J-M.C. : On ne pourra les juger que sur le long terme. Elles démontrent, une aspiration très puissante à la liberté. Comme toutes les manifestations de ce genre, elles vont connaître des hauts et des bas avant que les choses ne se stabilisent. Le laboratoire tunisien est intéressant : la révolution est partie de là et la nouvelle constitution, aussi imparfaite soit-elle, préserve la laïcité et fait toute leur part à ce qui voulaient une représentation religieuse. Elle est assez bien équilibrée. On verra comment elle sera appliquée par le prochain président et le gouvernement mais dans les textes, elle s’éloigne des tentatives d’islamisation rejetées par une bonne partie de la population.
La Turquie et l’Egypte vivent en ce moment des situations complexes. On peut avoir confiance en l’évolution de ces sociétés vers des régimes démocratiques où l’islam politique ne soit pas l’alpha et l’oméga de la société mais l’une des composantes d’un débat.

M.H. : Vous critiquez souvent le défaitisme et le pessimisme des français, quelles sont les raisons d’être optimistes ?
J-M.C. : Nous n’avons pas à être optimistes. Il suffit de regarder objectivement la situation telle qu’elle est. La France n’est pas un pays à genoux. Si on prend l’exemple du Portugal, les classes moyennes sont appauvries, par des baisses de salaires, de retraites et des ponctions fiscales importantes. En France, nous avons connu une seule année de récession en 2008. Fin 2013, elle a retrouvé le niveau de production de 2008. Sur ce plan, on peut dire que la crise a été digérée. Fin 2013 encore, le chômage a baissé très légèrement soit, mais ce sont de bons indicateurs. D’autant que la croissance pour cette année est prévue à 1 %.
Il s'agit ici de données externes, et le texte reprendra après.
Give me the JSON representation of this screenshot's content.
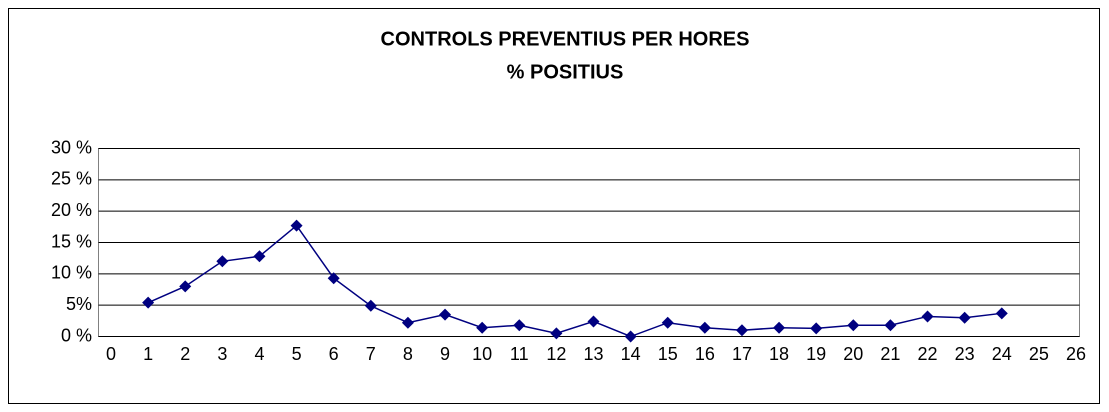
{
  "chart_data": {
    "type": "line",
    "title": "CONTROLS PREVENTIUS PER HORES",
    "subtitle": "% POSITIUS",
    "x": [
      1,
      2,
      3,
      4,
      5,
      6,
      7,
      8,
      9,
      10,
      11,
      12,
      13,
      14,
      15,
      16,
      17,
      18,
      19,
      20,
      21,
      22,
      23,
      24
    ],
    "series": [
      {
        "name": "% positius",
        "color": "#000080",
        "values": [
          5.4,
          8.0,
          12.0,
          12.8,
          17.7,
          9.3,
          4.9,
          2.2,
          3.5,
          1.4,
          1.8,
          0.5,
          2.4,
          0,
          2.2,
          1.4,
          1.0,
          1.4,
          1.3,
          1.8,
          1.8,
          3.2,
          3.0,
          3.7
        ]
      }
    ],
    "xlim": [
      0,
      26
    ],
    "xticks": [
      0,
      1,
      2,
      3,
      4,
      5,
      6,
      7,
      8,
      9,
      10,
      11,
      12,
      13,
      14,
      15,
      16,
      17,
      18,
      19,
      20,
      21,
      22,
      23,
      24,
      25,
      26
    ],
    "ylim": [
      0,
      30
    ],
    "yticks": [
      {
        "value": 0,
        "label": "0 %"
      },
      {
        "value": 5,
        "label": "5%"
      },
      {
        "value": 10,
        "label": "10 %"
      },
      {
        "value": 15,
        "label": "15 %"
      },
      {
        "value": 20,
        "label": "20 %"
      },
      {
        "value": 25,
        "label": "25 %"
      },
      {
        "value": 30,
        "label": "30 %"
      }
    ],
    "grid": true
  }
}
M.H. : Comment expliquer le ras-le-bol des Français ?
J-M.C. : Des problèmes subsistent dans le service public, les banlieues et la compétitivité mais on ne peut pas dire que le pays est à l’abandon. La grande colère, elle, est fiscale. La ponction a été lourde sur les classes moyennes et c’est ça qui nourrit la colère, le ras-le-bol, la réalité objective du pays n’est pas catastrophique. Nous ne sommes pas à la ramasse, il ne faut pas s’abandonner à une idéologie décliniste. Quand François Hollande est parti aux Etats-Unis, il a amené avec lui de jeunes entrepreneurs très prometteurs. Les patrons de Google ou Facebook lui ont avoué qu’ils prenaient des Français parce qu’ils sont très bien formés. De retour en France, on prétend que l’éducation nationale est à l’abandon. C’est très symbolique.

M.H. : Les médias participent-ils à ce climat anxiogène ?
J-M.C. : Les médias ont un sur-pouvoir aujourd’hui dont ils usent et parfois abusent. Ils éprouvent le besoin de créer un choc et d’ajouter de l’émotion autour de celui-ci. Ils ne hiérarchisent plus, ne contextualisent plus. Les médias n’expliquent plus rien et participent à un système politico-médiatique où toute argumentation est devenue impossible.

M.H. : Un sur-pouvoir que l’on a retrouvé dans la révélation de la liaison entre François Hollande et Julie Gayet ?
J-M.C. : La presse people est dans son rôle. Elle participe à ce mouvement qui mélange vie privée et vie publique. Aux Etats-Unis, la révélation d’un adultère a déjà brisé la carrière d’un homme politique. Tous les présidents français ont eu des femmes et pratiquaient allègrement l’adultère. François Hollande, lui, récuse le mariage et toutes les valeurs qu’il implique. Pourtant, on lui fait le reproche de changer de compagne. Dans cette histoire, le problème, c’est la sécurité. Imaginez : on a dû le pister pendant des semaines, sous l’œil d’un télé-objectif. Remplacez-le par un fusil à lunette et vous n’avez plus de président. C’est une prise de risque déraisonnable de sa part.

M.H. : L’actualité met en avant la mise sur écoute de Nicolas Sarkozy et de son avocat. Que vous inspire cette affaire ?
J-M.C. : Nicolas Sarkozy est redevenu un citoyen comme un autre. Ceci doit d’ailleurs l’irriter au plus haut point mais il peut être mis sur écoute sur la demande d’un juge. En revanche, l’ouverture d’une enquête consécutive à l’interception d’une conversation téléphonique entre lui et ses avocats est une atteinte au secret professionnel. La saisine de téléphones des avocats est une démarche scandaleuse, et ils ont raison de se rebeller. C’est la marque d’une justice qui s’affranchit elle-même de l’état de droit.